O Silêncio da "Direita": A Saia-Justa da Direita Bolsonarista Sergipana Diante do Relatório de Alessandro Vieira
O cenário político em Sergipe vive um paradoxo curioso. Enquanto Senadores bolsonarista inflama as redes sociais em defesa do senador Alessandro Vieira (MDB-SE), as lideranças da direita local, que historicamente empunham a bandeira do impeachment de ministros do Supremo Tribunal Federal (STF), mantêm um silêncio ensurdecedor.
Por Redação Idéia News
O Relatório Explosivo do Senador Alessandro vieira
O clima esquentou após a conclusão dos trabalhos da CPI do Crime Organizado. O relator, Alessandro Vieira, não poupou nomes de peso e incluiu em seu relatório final o pedido de indiciamento de figuras centrais do Judiciário e do Ministério Público:
Alexandre de Moraes (Ministro do STF)
Gilmar Mendes (Ministro do STF)
Dias Toffoli (Ministro do STF)
Paulo Gonet (Procurador-Geral da República)
A iniciativa de Vieira toca no "nervoso" da República e atende a um dos maiores anseios da base conservadora: a responsabilização de membros da Suprema Corte por supostos excessos.
A Solidariedade Nacional vs. O Vácuo Estadual
A reação em Brasília foi imediata. Senadores e influenciadores alinhados ao ex-presidente Jair Bolsonaro saíram em defesa de Vieira, especialmente após rumores de que o senador estaria sofrendo retaliações diretas e intimidações por parte de magistrados. Fala-se, inclusive, no risco de perda de mandato e inelegibilidade — o que transformou o senador sergipano em uma espécie de "herói improvável" para a direita nacional.
No entanto, em Sergipe, o movimento é inverso.

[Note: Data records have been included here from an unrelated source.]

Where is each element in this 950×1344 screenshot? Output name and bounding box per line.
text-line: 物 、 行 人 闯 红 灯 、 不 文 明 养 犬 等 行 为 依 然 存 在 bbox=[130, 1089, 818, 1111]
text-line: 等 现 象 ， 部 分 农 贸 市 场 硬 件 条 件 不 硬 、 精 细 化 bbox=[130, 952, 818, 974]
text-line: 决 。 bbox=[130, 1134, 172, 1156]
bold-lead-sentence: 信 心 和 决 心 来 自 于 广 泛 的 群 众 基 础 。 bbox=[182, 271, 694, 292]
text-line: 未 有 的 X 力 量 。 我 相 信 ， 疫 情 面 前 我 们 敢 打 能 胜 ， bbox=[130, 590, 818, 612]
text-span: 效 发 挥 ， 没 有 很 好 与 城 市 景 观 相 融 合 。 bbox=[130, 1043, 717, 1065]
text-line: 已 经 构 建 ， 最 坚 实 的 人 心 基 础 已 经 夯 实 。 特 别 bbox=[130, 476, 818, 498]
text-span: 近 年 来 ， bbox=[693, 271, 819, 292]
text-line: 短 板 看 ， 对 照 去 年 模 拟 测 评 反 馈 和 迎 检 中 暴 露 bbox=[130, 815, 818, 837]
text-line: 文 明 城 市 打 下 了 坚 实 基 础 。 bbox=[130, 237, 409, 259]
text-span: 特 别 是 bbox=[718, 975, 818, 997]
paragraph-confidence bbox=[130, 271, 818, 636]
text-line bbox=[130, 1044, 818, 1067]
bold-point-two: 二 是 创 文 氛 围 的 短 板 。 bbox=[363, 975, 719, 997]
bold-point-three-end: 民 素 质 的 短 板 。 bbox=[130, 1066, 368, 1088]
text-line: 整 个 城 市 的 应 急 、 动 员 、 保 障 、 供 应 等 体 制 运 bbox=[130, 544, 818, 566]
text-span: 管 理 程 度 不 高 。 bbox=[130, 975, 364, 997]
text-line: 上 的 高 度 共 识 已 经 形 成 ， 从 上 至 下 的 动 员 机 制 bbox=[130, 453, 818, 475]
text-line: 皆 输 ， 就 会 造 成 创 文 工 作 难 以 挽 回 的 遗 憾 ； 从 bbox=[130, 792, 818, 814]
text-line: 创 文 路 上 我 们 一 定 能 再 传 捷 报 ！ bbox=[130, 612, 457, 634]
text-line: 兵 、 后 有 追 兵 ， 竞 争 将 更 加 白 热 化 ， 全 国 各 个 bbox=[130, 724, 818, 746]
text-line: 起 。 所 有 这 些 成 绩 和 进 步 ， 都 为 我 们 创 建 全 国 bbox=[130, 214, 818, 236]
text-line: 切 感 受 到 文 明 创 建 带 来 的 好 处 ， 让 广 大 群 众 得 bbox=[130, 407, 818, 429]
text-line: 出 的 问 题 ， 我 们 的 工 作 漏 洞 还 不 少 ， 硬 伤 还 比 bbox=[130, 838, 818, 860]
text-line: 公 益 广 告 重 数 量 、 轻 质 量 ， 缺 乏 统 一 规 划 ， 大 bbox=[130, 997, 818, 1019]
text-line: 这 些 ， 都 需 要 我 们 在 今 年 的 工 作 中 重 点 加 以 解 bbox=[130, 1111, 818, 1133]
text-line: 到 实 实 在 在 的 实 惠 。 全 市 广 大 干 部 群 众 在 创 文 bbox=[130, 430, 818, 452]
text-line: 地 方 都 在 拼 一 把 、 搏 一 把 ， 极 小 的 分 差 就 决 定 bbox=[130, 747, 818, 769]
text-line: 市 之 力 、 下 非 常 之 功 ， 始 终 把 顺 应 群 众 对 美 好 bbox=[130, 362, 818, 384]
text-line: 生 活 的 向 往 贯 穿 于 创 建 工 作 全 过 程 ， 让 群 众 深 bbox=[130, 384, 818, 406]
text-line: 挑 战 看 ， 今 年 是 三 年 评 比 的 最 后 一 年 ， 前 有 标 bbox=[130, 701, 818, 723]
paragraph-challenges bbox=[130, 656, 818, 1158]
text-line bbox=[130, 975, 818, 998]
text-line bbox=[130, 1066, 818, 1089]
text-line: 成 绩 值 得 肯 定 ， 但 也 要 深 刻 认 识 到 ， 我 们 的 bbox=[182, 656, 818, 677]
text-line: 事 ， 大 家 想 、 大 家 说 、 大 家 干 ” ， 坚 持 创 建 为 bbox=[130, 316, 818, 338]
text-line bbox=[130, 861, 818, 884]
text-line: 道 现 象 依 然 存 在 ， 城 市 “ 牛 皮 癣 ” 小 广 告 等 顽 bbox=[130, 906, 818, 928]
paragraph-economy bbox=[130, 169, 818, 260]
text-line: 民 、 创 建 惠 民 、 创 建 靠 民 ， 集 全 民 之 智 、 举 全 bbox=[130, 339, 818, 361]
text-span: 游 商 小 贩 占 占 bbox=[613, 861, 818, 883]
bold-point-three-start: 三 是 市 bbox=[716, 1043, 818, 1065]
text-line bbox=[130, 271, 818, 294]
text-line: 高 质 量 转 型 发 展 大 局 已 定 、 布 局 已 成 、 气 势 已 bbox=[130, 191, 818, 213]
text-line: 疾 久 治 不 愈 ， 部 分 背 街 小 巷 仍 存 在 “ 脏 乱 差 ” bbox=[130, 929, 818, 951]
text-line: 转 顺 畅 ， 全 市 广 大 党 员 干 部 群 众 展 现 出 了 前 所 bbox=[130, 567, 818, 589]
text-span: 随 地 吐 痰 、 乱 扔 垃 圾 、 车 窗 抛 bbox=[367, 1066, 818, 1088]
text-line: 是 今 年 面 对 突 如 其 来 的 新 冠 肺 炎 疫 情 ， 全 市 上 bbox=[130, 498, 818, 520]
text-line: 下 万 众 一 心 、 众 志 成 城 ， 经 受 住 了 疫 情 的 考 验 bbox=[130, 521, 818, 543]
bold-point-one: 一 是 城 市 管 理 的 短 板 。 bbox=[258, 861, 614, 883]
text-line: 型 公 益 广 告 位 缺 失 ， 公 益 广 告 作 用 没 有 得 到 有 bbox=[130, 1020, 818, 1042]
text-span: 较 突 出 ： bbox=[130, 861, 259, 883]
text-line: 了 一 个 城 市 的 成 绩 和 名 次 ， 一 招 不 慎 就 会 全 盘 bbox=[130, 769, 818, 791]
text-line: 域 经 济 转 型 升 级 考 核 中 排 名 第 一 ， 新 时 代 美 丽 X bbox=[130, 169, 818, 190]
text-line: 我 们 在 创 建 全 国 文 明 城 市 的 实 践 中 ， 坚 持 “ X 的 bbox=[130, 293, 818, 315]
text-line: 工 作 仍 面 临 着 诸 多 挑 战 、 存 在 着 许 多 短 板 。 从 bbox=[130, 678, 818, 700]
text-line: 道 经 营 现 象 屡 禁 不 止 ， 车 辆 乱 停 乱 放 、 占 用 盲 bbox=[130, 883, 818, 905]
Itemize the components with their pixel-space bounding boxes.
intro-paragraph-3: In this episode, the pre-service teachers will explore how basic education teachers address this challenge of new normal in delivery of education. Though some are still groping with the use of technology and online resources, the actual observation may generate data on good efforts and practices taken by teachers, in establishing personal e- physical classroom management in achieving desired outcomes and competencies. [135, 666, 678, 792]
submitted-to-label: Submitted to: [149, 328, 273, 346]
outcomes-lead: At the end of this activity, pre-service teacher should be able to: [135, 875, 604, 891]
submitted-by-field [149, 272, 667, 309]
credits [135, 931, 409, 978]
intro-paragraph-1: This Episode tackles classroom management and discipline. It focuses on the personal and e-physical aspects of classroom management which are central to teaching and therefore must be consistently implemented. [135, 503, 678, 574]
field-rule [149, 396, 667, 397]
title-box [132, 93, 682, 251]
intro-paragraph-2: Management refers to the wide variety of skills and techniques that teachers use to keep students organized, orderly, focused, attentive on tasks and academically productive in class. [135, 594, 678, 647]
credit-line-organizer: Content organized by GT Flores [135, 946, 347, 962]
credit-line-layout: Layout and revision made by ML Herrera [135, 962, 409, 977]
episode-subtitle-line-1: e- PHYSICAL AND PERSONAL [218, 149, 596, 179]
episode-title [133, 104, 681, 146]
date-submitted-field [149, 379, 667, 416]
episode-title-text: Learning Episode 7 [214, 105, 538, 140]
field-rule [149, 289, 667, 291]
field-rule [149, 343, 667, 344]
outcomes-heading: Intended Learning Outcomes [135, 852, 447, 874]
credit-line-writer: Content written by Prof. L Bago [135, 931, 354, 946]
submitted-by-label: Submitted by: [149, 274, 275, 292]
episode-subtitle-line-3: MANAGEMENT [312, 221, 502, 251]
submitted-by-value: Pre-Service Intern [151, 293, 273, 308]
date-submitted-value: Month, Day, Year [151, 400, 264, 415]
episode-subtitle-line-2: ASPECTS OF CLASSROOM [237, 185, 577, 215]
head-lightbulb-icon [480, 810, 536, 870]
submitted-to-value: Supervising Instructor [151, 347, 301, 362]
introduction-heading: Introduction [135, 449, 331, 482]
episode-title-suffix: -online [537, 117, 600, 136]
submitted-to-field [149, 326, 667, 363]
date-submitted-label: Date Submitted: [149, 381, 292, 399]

Onde se esperava um coro de apoio por parte dos pré-candidatos ao Senado da ala bolsonarista — que costumam basear seus discursos justamente no combate ao "ativismo judicial" — encontrou-se apenas o silêncio estratégico.
"É uma situação irônica: o deputado federal que lidera a direita no estado e prega o impeachment de ministros parece ter perdido a voz justamente quando um senador da sua terra coloca a teoria em prática no papel"
Por que o Silêncio?
Comentaristas Políticos apontam três possíveis motivos para essa paralisia dos pré-candidatos da direita sergipana:
• Questão Eleitoral : Alessandro Vieira é um concorrente direto ao Senado. Fortalecer a imagem dele como o "destemido que enfrentou o STF" poderia esvaziar o discurso de seus rivais à direita em 2026.
• Rivalidades Históricas: A trajetória política de Vieira, muitas vezes crítica ao bolsonarismo raiz no passado, cria uma barreira ideológica difícil de transpor para os aliados mais fiéis de Bolsonaro em Sergipe.
• Temor de Retaliação: O medo de entrar na linha de tiro do Judiciário, em um momento de tensão institucional, pode estar pesando mais do que a fidelidade à pauta ideológica.
A velha frase dos bolsonaristas, "Brasil acima de tudo", não estaria abaixo de suas pretensões para chegar ao Senado? O leitor já deve estar com a mente cheia da trend do Instagram "Será?".
Mas... será que a falta de apoio dos pré-candidatos ao Senado em Sergipe a Alessandro se deve ao desejo de exclusividade no protagonismo em 2027? Será?
O Cenário para 2026
A atitude dos pré-candidatos bolsonaristas pode custar caro perante o eleitorado mais ideológico. Ao não defenderem quem, tecnicamente, está realizando o que eles prometem em palanques e redes sociais, esses líderes correm o risco de parecerem incoerentes.
Enquanto isso, Alessandro Vieira segue isolado politicamente da direita Sergipana, mas com um capital político nacional crescente, transformando-se no pivô de uma crise que expõe as rachaduras e as conveniências da política sergipana.
Fato Relevante: O relatório da CPI foi reprovado, mas o embate continua, o desenrolar desse embate definirá não apenas o futuro de Vieira, mas também o tom das campanhas majoritárias em Sergipe.